Many popular & highly regarded tools are configured so they can work across many different plugin stacks. so they often run code that you don’t specifically need because the tool needs to support many different configurations.
Everything in SCOS is designed to work specifically WITH Breakdance + WP Litespeed Cache more efficiently. While it may work along side other page builders, seo tools and caching plugins, this is the stack it has been designed for.
Advice: If you use Breakdance + SCOS,
Use performance Settings from SCOS Performance WP Tweaks (not Breakdance).
Advice: If you use Breakdance + SEOPress (non-scoss)

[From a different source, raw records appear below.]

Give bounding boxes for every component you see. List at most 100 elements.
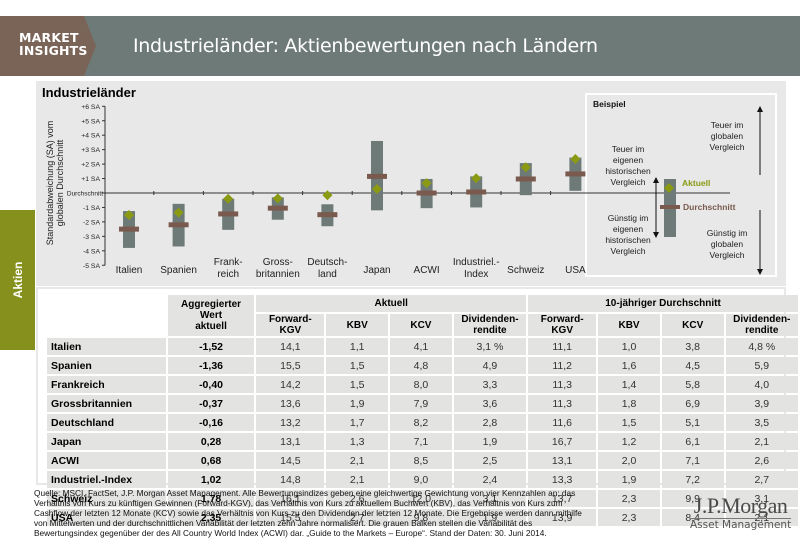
value-cell: 1,9 [598, 471, 660, 488]
value-cell: 2,7 [326, 509, 389, 526]
value-cell: 1,9 [453, 433, 527, 450]
brand-chevron-shape [0, 16, 96, 76]
y-axis-label-line2: globalen Durchschnitt [55, 139, 65, 226]
average-marker [565, 171, 586, 177]
chart-panel [36, 81, 786, 286]
header-bar [0, 16, 800, 76]
value-cell: 2,8 [453, 414, 527, 431]
legend-cheap-global-text: Vergleich [710, 250, 745, 260]
value-cell: 4,8 % [725, 338, 798, 355]
value-cell: 3,9 [725, 395, 798, 412]
value-cell: 1,9 [326, 395, 389, 412]
category-label-line1: Deutsch- [307, 257, 347, 268]
table-row: Deutschland -0,16 13,2 1,7 8,2 2,8 11,6 1,5 5,1 3… [47, 414, 798, 431]
legend-expensive-hist-text: historischen [605, 166, 651, 176]
value-cell: 1,1 [326, 338, 389, 355]
value-cell: 2,1 [326, 471, 389, 488]
column-header: Dividenden-rendite [453, 314, 527, 336]
value-cell: 3,8 [661, 338, 724, 355]
aggregate-value-cell: 1,02 [167, 471, 255, 488]
value-cell: 16,1 [256, 490, 325, 507]
column-header-line2: rendite [745, 325, 779, 336]
brand-text: MARKET INSIGHTS [19, 31, 88, 57]
legend-expensive-hist-text: Teuer im [612, 144, 645, 154]
source-footnote: Quelle: MSCI, FactSet, J.P. Morgan Asset… [34, 488, 582, 538]
y-tick-label: +4 SA [81, 133, 100, 140]
current-marker [570, 154, 581, 165]
value-cell: 14,5 [256, 452, 325, 469]
average-marker [416, 190, 437, 196]
value-cell: 2,5 [453, 452, 527, 469]
section-tab-aktien[interactable]: Aktien [0, 210, 35, 350]
value-cell: 1,6 [598, 357, 660, 374]
value-cell: 8,0 [390, 376, 452, 393]
value-cell: 13,6 [256, 395, 325, 412]
value-cell: 2,1 [326, 452, 389, 469]
y-tick-label: +5 SA [81, 118, 100, 125]
aggregate-value-cell: 0,28 [167, 433, 255, 450]
value-cell: 3,6 [453, 395, 527, 412]
value-cell: 8,5 [390, 452, 452, 469]
value-cell: 1,5 [326, 376, 389, 393]
column-header: Dividenden-rendite [725, 314, 798, 336]
aggregate-value-cell: -1,52 [167, 338, 255, 355]
y-tick-label: +3 SA [81, 147, 100, 154]
value-cell: 14,8 [256, 471, 325, 488]
value-cell: 14,1 [256, 338, 325, 355]
average-marker [267, 205, 288, 211]
table-row: Italien -1,52 14,1 1,1 4,1 3,1 % 11,1 1,0 3,8 4,8… [47, 338, 798, 355]
category-label: Schweiz [507, 265, 544, 276]
category-label-line2: Index [464, 269, 488, 280]
value-cell: 13,9 [528, 509, 597, 526]
value-cell: 2,1 [725, 433, 798, 450]
average-marker [466, 189, 487, 195]
category-label-line2: britannien [256, 269, 300, 280]
country-cell: Japan [47, 433, 166, 450]
category-label-line1: Gross- [263, 257, 293, 268]
value-cell: 3,1 [725, 490, 798, 507]
value-cell: 1,0 [598, 338, 660, 355]
column-header: KBV [598, 314, 660, 336]
value-cell: 11,6 [528, 414, 597, 431]
value-cell: 5,1 [661, 414, 724, 431]
legend-example-box [585, 93, 777, 277]
y-tick-label: -3 SA [83, 234, 100, 241]
value-cell: 2,3 [598, 490, 660, 507]
aggregate-value-cell: 1,78 [167, 490, 255, 507]
arrow-up-icon [653, 177, 659, 183]
value-cell: 3,1 % [453, 338, 527, 355]
country-cell: Grossbritannien [47, 395, 166, 412]
country-cell: Italien [47, 338, 166, 355]
value-cell: 15,5 [256, 509, 325, 526]
value-cell: 11,1 [528, 338, 597, 355]
value-cell: 1,5 [326, 357, 389, 374]
current-marker [124, 209, 134, 220]
value-cell: 4,0 [725, 376, 798, 393]
brand-line-2: INSIGHTS [19, 43, 88, 58]
country-cell: Industriel.-Index [47, 471, 166, 488]
agg-header-line2: aktuell [195, 321, 227, 332]
aggregate-value-cell: 2,35 [167, 509, 255, 526]
column-header: KCV [661, 314, 724, 336]
average-marker [218, 211, 239, 217]
value-cell: 8,2 [390, 414, 452, 431]
column-header: KBV [326, 314, 389, 336]
category-label-line1: Industriel.- [453, 257, 500, 268]
table-row: Schweiz 1,78 16,1 2,6 12,0 3,1 13,7 2,3 9,9 3,1 [47, 490, 798, 507]
value-cell: 3,1 [453, 490, 527, 507]
value-cell: 7,2 [661, 471, 724, 488]
value-cell: 3,5 [725, 414, 798, 431]
value-cell: 1,4 [598, 376, 660, 393]
market-insights-badge: MARKET INSIGHTS [0, 16, 96, 76]
aggregate-value-cell: -0,16 [167, 414, 255, 431]
value-cell: 2,1 [725, 509, 798, 526]
column-header: KCV [390, 314, 452, 336]
y-tick-label: +2 SA [81, 162, 100, 169]
value-cell: 5,8 [661, 376, 724, 393]
value-cell: 1,7 [326, 414, 389, 431]
logo-wordmark: J.P.Morgan [690, 495, 792, 519]
legend-expensive-hist-text: Vergleich [611, 177, 646, 187]
value-cell: 4,8 [390, 357, 452, 374]
group-header-10y-avg: 10-jähriger Durchschnitt [528, 295, 798, 312]
current-marker [372, 183, 382, 194]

Use performance Settings from Breakdance. Breakdance handles the “Frontend” (what the user sees) very efficiently. If you use SEOPress for these, it adds a tiny bit of PHP overhead to “filter” them out after the fact.
Troubleshooting
The known gotchas & What could break
oEmbeds – other links/codes on your website
Before you disable oEmbed, make sure you don’t plan on pasting a YouTube link into a text block and having it automatically turn into a video. That is exactly what that toggle breaks.
Disable REST API
Be careful with “Disable REST API for Non-Logged Users.” * Breakdance uses the REST API for its builder and some dynamic elements.
- Contact Form plugins (like Contact Form 7) often use it for submissions.
- Search features sometimes rely on it.
If disabling it make sure you add/allows exceptions for specific endpoints those plugins need, otherwise, your forms might “spin” forever and never send.